A guy named Miles Lennon has done the science (not really) on the typical life cycle of the blog in “Why are 95% of blogs abandoned?” For me, maintaining a vigorous blog is impossible because of a dozen things every day that make my life thrive better than blogging. What many of the blog-inclined learn is that group blogs work best because constant updating is required. My uncle posts on Salon.com – when he wants. My friend, Valerie, is a publishing expert at about.com. Even a guy like Andrew Sullivan, who often ranks as one of the top individual bloggers, doesn’t do it alone. A while back he had to come clean that he and a staff write his blog. But as a former editor of the New Republic he had the access, means, and know-how to eventually adapt editorial techniques to his blog. (The staff is now credited on his main page and he is listed as “Editor” BTW.)

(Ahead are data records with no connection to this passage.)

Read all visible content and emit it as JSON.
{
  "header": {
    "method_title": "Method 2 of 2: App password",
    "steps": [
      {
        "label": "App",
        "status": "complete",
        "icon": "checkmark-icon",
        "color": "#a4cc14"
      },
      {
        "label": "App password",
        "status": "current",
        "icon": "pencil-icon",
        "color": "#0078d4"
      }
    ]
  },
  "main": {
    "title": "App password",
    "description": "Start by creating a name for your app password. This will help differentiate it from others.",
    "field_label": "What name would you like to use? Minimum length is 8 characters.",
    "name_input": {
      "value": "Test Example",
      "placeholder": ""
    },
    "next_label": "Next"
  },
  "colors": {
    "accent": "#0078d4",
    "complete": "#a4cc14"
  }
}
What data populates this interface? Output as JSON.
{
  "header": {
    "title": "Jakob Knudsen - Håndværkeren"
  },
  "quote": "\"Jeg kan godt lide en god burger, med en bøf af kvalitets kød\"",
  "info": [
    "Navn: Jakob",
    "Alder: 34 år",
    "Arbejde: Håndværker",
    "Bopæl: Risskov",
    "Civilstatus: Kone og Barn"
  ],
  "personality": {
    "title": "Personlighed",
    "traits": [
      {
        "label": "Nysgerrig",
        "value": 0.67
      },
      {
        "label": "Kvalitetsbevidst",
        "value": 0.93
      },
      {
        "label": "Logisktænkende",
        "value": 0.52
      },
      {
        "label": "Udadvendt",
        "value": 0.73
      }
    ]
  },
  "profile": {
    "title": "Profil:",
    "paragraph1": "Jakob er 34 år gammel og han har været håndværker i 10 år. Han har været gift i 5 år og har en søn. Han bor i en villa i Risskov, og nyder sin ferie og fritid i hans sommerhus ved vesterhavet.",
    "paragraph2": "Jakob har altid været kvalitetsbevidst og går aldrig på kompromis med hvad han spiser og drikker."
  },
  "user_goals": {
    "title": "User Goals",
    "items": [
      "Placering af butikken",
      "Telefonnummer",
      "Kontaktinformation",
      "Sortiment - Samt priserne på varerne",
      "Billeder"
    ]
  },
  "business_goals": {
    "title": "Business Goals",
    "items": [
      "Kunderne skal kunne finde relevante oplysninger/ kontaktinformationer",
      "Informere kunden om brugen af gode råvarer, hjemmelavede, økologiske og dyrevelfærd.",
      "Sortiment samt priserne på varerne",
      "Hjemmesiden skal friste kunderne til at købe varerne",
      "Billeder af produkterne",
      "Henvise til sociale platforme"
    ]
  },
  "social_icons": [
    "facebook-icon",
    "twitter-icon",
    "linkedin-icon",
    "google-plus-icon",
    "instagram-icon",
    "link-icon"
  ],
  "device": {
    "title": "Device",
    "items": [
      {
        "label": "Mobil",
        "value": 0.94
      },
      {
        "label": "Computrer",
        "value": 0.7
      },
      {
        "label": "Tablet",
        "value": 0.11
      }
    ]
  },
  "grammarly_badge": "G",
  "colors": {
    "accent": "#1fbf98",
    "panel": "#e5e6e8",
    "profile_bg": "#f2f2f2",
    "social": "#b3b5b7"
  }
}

Due to so few of us being able to call upon staff, we individual bloggers fail. We fail a lot. We fail so much that most of us would be mathematically better off opening up new restaurants which only fail at a rate of 59% in the first year. But for those who cannot cook either, here is what Lennon wants you to know about blogging:

Blog Lifecycle

1) Euphoric moment of inspiration
2) Pseudo-maniacal and self-indulgent perusing of domains
3) Careful consideration of theme and design
4) The inaugural post – “Hello world!”
5) The 2-4 post honeymoon phase
6) Waning and changing interests
7) Feelings of desperation and apathy from low engagement
8) Inevitable abandonment 🙁

It turns out that this cycle may not be uncommon. Surveys have shown that 95% of blogs are abandoned within 120 days and 60-80% of them abandoned within the first month.

Writing 5am to 7am

Writing 5am to 7am is not my habit but the former habit of Brit Raymond Tallis and he’s produced a new book about one of the subjects I love to follow in a pop-culture manner:  neuroscience.    He has a dim view of how publishing and pop culture demands have bent research to what he deems ridiculous conclusions.

Those trends, as Tallis sees them, are like “intellectual illnesses” metastasizing from academic labs into popular culture. He sees the symptoms in neuro-economic thinkers who explain our susceptibility to subprime mortgages by describing how our brains evolved to favor short-term rewards. He sees them in philosophers who claim that our primate minds admire paintings of landscapes that would have supported hunting and gathering. He sees it in neurotheologians who preach that “God is a tingle in the ‘God spot’ in the brain.”

Whatever the case, his book’s title is very pop-culture and most amusing for a guy who disparages pop culture: Aping Mankind: Neuromania, Darwinitis, and the Misrepresentation of Humanity.

Who knew one could have inflammation of the Darwin?